BEIJING (Reuters) — A fire broke out on Thursday at state oil major PetroChina's plant in northeastern China, one of the country's largest refineries, state media reported, the latest industrial incident to rock the port city of Dalian.

The inferno in the plant's 1.4 MMtpy residue catalytic cracker started around 6:40 p.m. (1040 GMT), state media said.

The refinery in Liaoning province and owned by PetroChina Dalian Petrochemical Corp, has three crude distillation units with total processing capacity of 410,000 bpd of crude oil. Catalytic crackers typically produce gasoline.

Firefighters battled huge flames and billowing smoke, pictures on the People's Daily twitter account showed, before bringing the blaze under control within two hours.

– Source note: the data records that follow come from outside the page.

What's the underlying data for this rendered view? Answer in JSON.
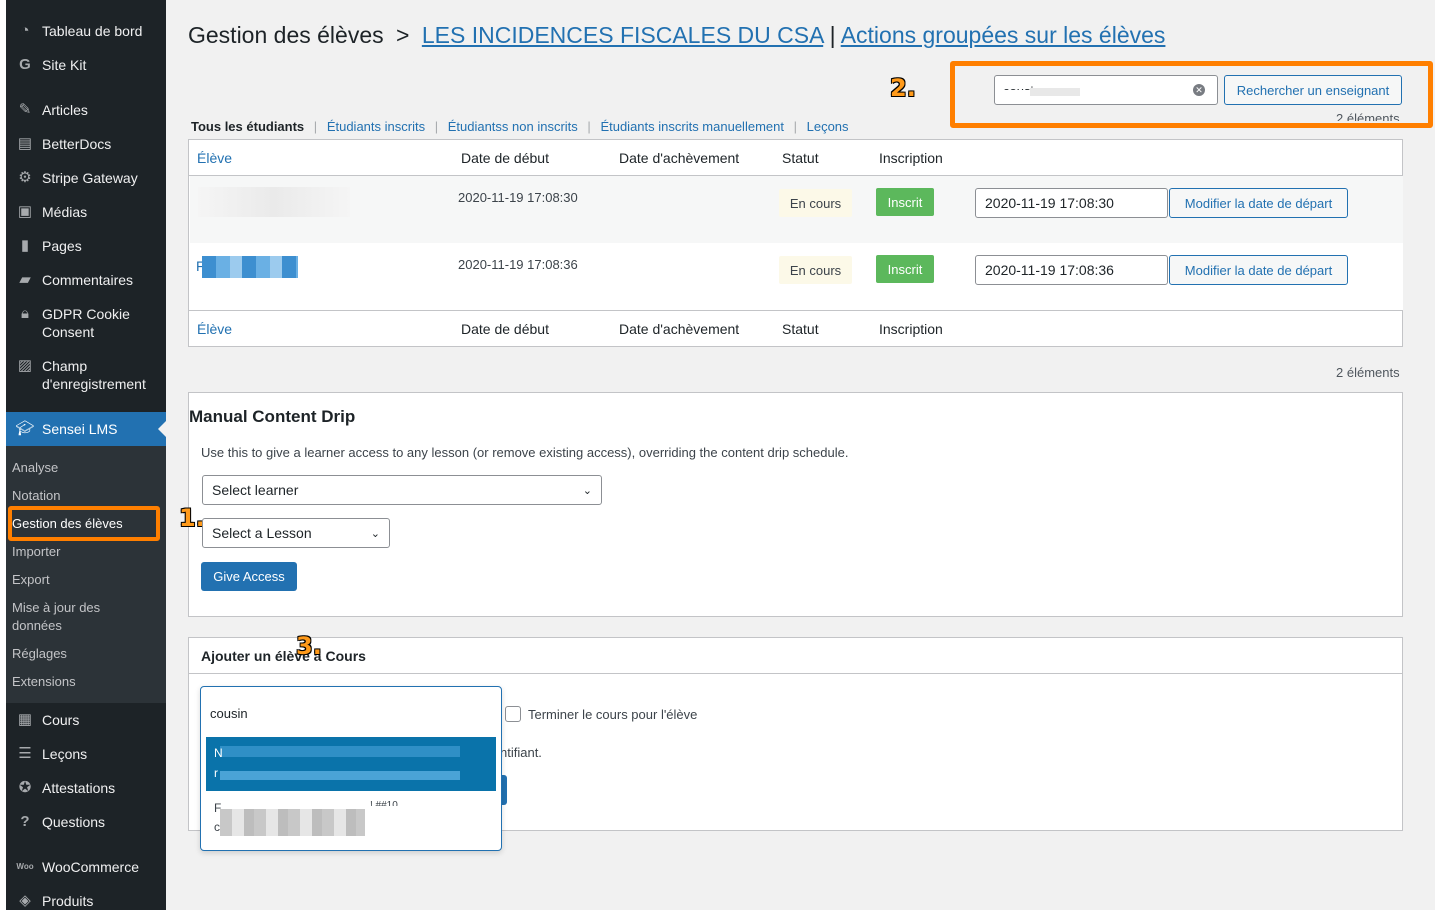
{
  "sidebar": {
    "items": [
      {
        "label": "Tableau de bord",
        "icon": "dashboard-icon",
        "glyph": "◔"
      },
      {
        "label": "Site Kit",
        "icon": "sitekit-icon",
        "glyph": "G"
      },
      {
        "label": "Articles",
        "icon": "pin-icon",
        "glyph": "✎"
      },
      {
        "label": "BetterDocs",
        "icon": "docs-icon",
        "glyph": "▤"
      },
      {
        "label": "Stripe Gateway",
        "icon": "gear-icon",
        "glyph": "⚙"
      },
      {
        "label": "Médias",
        "icon": "media-icon",
        "glyph": "▣"
      },
      {
        "label": "Pages",
        "icon": "pages-icon",
        "glyph": "▮"
      },
      {
        "label": "Commentaires",
        "icon": "comment-icon",
        "glyph": "▰"
      },
      {
        "label": "GDPR Cookie Consent",
        "icon": "lock-icon",
        "glyph": "🔒︎"
      },
      {
        "label": "Champ d'enregistrement",
        "icon": "form-icon",
        "glyph": "▨"
      },
      {
        "label": "Sensei LMS",
        "icon": "graduation-cap-icon",
        "glyph": "🎓︎"
      },
      {
        "label": "Cours",
        "icon": "courses-icon",
        "glyph": "▦"
      },
      {
        "label": "Leçons",
        "icon": "lessons-icon",
        "glyph": "☰"
      },
      {
        "label": "Attestations",
        "icon": "award-icon",
        "glyph": "✪"
      },
      {
        "label": "Questions",
        "icon": "question-icon",
        "glyph": "?"
      },
      {
        "label": "WooCommerce",
        "icon": "woocommerce-icon",
        "glyph": "Woo"
      },
      {
        "label": "Produits",
        "icon": "box-icon",
        "glyph": "◈"
      }
    ],
    "submenu": [
      "Analyse",
      "Notation",
      "Gestion des élèves",
      "Importer",
      "Export",
      "Mise à jour des données",
      "Réglages",
      "Extensions"
    ]
  },
  "header": {
    "title_prefix": "Gestion des élèves",
    "title_sep": ">",
    "course_link": "LES INCIDENCES FISCALES DU CSA",
    "pipe": "|",
    "bulk_link": "Actions groupées sur les élèves"
  },
  "search": {
    "value": "cousin",
    "button": "Rechercher un enseignant",
    "count_top": "2 éléments"
  },
  "steps": {
    "one": "1.",
    "two": "2.",
    "three": "3."
  },
  "filters": {
    "current": "Tous les étudiants",
    "links": [
      "Étudiants inscrits",
      "Étudiantss non inscrits",
      "Étudiants inscrits manuellement",
      "Leçons"
    ],
    "sep": "|"
  },
  "table": {
    "columns": [
      "Élève",
      "Date de début",
      "Date d'achèvement",
      "Statut",
      "Inscription"
    ],
    "rows": [
      {
        "start": "2020-11-19 17:08:30",
        "status": "En cours",
        "enrollment": "Inscrit",
        "start_input": "2020-11-19 17:08:30",
        "action": "Modifier la date de départ"
      },
      {
        "student_initial": "F",
        "start": "2020-11-19 17:08:36",
        "status": "En cours",
        "enrollment": "Inscrit",
        "start_input": "2020-11-19 17:08:36",
        "action": "Modifier la date de départ"
      }
    ],
    "count_bottom": "2 éléments"
  },
  "manual_drip": {
    "title": "Manual Content Drip",
    "description": "Use this to give a learner access to any lesson (or remove existing access), overriding the content drip schedule.",
    "learner_select": "Select learner",
    "lesson_select": "Select a Lesson",
    "button": "Give Access"
  },
  "add_student": {
    "title": "Ajouter un élève à Cours",
    "checkbox_label": "Terminer le cours pour l'élève",
    "partial_text": "ntifiant.",
    "dropdown": {
      "search": "cousin",
      "selected_glyph_1": "N",
      "selected_glyph_2": "r",
      "option_line_1": "F",
      "option_line_2": "c",
      "option_fragment": "! ##10"
    }
  },
  "colors": {
    "accent": "#2271b1",
    "highlight": "#ff7f00",
    "sidebar": "#1d2327",
    "success": "#5cb85c"
  }
}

No casualties have been reported so far, Xinhua said.

Local government officials were at the site on Thursday evening as an investigation began into the cause of the inferno, state radio reported on its social media blog.

The plant's crude processing operations were not affected, although there may be a small reduction in output at the gas separation unit as a result of the incident, a refinery source said.

PetroChina was not available to comment.

In 2013, an explosion at the refinery left two people injured and two missing.

Dalian was also the site of one of China's biggest known oil spills, when a pipeline blast put at least hundreds of thousands of gallons of oil into the sea in July 2010.